Concerning your visit to an audio equipment dealer, I am sorry to tell you that your approach isn't the right one and your dealer should have lent you speakers to listen to, where they should be installed, taking care, of course, to respect the rules of their installation. This would already be a first step towards "real" HiFi reproduction. But it's still insufficient for a "purist" and moreover for a sound engineer!
Indeed, as you probably are aware, the last link in an audio system is the room in which the speakers are used: it is necessary to carry out a "passive" acoustic treatment of this room using absorbers and diffusers, and even use an "active" treatment with digital processors in order to correct the last residual acoustic defects as much as possible.

By the way, if you have ever had the opportunity to visit one or more recording studios, you must have been struck by the way they are all organized. And in particular the considerable amount of money they spend on "passive" treatment of the space (not all use an "active" processing yet). Personally, I noticed in particular how given recordings sounded very "similar" acoustically from one studio to another, while the monitors were sometimes very different. On the other hand, this same recordings on identical speakers from individuals sounded completely different from one listening room to another, without acoustic treatment!

This double result is not surprising, since studios follow AES standards and these standards lead to physical characteristics of the studios that are quite close, which is of course not the case of most private listening rooms. Besides, the mastered signal is what it is and, consequently, whatever the studio in which one is going to listen to this final result, one should hear this one and the same reference, that's what HiFi is all about: the most faithful reproduction possible of what the producers, sound engineers and artists have recorded!

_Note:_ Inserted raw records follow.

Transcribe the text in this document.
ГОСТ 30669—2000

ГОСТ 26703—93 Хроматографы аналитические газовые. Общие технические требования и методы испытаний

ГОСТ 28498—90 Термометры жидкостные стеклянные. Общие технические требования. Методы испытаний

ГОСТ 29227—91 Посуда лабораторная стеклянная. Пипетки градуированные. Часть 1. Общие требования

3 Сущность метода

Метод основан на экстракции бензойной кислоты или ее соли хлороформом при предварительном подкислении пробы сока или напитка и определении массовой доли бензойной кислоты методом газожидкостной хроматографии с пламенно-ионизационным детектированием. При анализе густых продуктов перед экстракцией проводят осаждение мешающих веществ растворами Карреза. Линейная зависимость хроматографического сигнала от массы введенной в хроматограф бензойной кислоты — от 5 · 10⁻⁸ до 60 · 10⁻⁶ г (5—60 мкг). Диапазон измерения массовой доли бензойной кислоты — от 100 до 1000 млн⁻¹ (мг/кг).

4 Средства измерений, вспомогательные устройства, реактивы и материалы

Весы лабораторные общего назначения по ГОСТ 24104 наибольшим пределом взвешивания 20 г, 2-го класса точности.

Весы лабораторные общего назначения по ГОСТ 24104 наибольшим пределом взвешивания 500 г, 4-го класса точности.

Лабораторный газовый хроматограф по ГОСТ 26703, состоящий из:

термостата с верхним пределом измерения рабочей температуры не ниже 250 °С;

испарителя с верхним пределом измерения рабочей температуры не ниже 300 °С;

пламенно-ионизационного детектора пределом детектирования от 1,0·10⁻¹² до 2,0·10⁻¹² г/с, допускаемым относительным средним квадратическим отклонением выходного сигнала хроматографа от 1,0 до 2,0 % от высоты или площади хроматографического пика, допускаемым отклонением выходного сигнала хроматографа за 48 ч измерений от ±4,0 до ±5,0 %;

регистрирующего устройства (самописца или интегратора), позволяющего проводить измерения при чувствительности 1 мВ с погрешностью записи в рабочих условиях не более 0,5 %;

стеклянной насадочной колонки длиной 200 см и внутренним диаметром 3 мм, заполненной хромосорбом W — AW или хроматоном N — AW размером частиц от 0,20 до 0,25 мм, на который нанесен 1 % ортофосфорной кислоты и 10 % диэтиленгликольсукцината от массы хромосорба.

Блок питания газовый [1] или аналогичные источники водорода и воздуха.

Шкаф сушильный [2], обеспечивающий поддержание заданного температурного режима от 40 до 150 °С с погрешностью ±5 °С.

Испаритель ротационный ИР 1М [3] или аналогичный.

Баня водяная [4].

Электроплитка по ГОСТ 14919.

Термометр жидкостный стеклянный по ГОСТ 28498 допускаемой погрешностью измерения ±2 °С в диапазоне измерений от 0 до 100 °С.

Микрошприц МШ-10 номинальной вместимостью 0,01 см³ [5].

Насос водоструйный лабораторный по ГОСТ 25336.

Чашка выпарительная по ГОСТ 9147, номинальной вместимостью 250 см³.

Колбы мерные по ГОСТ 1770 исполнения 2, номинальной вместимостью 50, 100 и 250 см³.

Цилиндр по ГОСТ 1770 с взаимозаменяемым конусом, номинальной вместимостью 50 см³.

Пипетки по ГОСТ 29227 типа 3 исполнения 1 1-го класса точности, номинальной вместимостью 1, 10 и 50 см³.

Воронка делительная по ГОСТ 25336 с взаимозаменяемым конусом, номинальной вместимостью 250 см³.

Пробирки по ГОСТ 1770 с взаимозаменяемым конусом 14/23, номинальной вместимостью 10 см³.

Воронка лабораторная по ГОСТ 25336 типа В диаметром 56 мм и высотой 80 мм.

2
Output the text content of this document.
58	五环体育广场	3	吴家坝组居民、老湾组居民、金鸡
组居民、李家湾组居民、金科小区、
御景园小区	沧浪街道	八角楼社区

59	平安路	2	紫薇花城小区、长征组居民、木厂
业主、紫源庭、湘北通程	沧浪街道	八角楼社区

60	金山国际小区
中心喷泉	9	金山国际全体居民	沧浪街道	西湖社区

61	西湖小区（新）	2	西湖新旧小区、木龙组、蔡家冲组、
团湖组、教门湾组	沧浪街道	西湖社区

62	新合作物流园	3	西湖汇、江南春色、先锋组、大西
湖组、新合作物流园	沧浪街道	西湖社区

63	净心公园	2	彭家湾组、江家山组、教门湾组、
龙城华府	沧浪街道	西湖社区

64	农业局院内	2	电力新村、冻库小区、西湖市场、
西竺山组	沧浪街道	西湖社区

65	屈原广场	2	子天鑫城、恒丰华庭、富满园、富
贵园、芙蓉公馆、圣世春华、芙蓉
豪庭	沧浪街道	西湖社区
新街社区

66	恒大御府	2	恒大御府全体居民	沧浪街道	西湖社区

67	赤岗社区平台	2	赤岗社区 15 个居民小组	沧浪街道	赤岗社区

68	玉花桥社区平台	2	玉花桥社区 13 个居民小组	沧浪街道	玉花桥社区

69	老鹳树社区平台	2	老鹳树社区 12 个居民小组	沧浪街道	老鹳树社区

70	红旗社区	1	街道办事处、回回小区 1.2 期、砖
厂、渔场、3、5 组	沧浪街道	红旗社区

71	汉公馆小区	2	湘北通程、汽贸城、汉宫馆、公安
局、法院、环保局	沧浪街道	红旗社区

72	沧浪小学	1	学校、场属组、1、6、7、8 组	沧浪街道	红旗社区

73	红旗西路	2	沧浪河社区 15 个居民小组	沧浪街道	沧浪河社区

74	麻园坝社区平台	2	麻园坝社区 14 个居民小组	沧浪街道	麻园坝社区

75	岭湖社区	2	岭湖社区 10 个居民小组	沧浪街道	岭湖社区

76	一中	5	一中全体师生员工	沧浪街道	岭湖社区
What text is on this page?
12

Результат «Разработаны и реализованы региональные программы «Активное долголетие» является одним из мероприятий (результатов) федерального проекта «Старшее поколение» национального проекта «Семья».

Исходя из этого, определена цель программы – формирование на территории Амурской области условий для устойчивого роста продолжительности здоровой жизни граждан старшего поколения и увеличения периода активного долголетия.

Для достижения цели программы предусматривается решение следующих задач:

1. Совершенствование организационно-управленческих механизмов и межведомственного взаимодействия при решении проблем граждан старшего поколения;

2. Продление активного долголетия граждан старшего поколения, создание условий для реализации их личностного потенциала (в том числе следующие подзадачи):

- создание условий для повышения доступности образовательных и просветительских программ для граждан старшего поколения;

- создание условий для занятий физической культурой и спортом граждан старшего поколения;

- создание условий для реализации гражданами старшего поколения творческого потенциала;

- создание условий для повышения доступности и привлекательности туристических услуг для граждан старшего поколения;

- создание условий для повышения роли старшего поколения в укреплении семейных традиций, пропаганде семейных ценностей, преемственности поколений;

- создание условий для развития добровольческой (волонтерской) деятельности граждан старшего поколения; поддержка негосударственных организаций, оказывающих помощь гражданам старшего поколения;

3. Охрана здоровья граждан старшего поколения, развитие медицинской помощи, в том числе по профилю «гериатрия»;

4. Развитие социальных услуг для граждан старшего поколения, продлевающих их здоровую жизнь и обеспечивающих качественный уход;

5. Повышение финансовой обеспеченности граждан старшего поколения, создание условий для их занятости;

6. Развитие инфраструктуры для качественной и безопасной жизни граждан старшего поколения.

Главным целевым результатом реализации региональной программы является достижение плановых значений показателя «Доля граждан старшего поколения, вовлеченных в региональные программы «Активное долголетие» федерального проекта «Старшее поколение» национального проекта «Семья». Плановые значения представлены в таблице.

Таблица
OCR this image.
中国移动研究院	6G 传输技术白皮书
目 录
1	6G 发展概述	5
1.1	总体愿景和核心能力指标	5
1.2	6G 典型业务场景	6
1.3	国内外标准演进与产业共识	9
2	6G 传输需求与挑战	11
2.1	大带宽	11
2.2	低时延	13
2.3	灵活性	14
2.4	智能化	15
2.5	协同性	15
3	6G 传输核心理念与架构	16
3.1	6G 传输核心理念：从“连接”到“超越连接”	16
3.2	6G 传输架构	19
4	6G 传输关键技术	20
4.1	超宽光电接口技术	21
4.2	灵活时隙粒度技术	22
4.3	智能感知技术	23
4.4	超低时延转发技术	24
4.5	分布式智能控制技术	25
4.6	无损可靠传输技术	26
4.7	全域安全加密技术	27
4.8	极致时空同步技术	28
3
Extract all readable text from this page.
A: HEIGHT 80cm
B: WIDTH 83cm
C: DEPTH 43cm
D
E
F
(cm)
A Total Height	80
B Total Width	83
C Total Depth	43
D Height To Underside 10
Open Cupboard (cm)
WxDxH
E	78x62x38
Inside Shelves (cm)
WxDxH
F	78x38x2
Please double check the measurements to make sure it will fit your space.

Oh I forget to say that one of my daughters is a professional singer still in production yet. I recorded her in a lot of different theaters and even home.The tweaking of my listening room was made obviously by measurements, since a digital signal processor is the final electronic link of my audio system and by using then only… her voice !
I am very well aware of all the above and it changes nothing. In an identical environment playing an identical track three monitors with measurably the same response sounded different. I agree there is little value in continuing this conversation and wish you well in your efforts.